Now, amid growing attention to the rash of wartime suicides, Caldwell’s troubling case will present judges with a legal dilemma balancing the dictates of military discipline against evolving notions of mental health. What happens next will shape military law and order alike.
“I just didn’t feel like I wanted to live anymore, and I feel like I couldn’t have put up with things anymore,” Caldwell told officials, court records show.
Caldwell, of Oceanside, Calif., pleaded guilty to “self injury without intent to avoid service” following the January 2010 wrist-slitting on Okinawa, Japan, but he has since reconsidered his plea. On Tuesday, the nation’s highest military appeals court is scheduled to take up his case.
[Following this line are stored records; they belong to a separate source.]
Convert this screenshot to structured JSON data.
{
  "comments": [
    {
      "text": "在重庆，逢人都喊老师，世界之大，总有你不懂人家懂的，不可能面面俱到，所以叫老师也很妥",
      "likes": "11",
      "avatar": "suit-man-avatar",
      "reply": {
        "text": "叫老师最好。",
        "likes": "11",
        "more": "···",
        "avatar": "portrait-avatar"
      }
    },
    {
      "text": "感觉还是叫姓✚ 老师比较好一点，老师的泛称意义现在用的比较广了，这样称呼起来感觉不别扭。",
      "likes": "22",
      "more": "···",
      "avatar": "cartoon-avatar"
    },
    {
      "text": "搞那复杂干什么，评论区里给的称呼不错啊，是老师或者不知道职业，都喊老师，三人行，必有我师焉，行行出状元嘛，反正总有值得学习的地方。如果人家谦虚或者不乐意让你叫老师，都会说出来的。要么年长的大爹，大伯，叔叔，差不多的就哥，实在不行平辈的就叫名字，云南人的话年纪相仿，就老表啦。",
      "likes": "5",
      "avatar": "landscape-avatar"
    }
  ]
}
In the 40-minute oral argument, the five members of the U.S. Court of Appeals for the Armed Forces will confront whether a bona fide suicide attempt should be punishable under the Uniform Code of Military Justice. To be successfully prosecuted, the suicide attempt also must be deemed conduct that causes “prejudice to good order and discipline” or has a “tendency to bring the service into disrepute.”
The case marks the first time since the Gulf War of 1990-1991 that the suicide attempt issue has reached the high military panel.
“The difference between then and now is that our understanding of suicide and suicide attempts has progressed quite a bit in the last 20 years,” Caldwell’s attorney, Navy Lt. Michael B. Hanzel, said in a telephone interview Wednesday.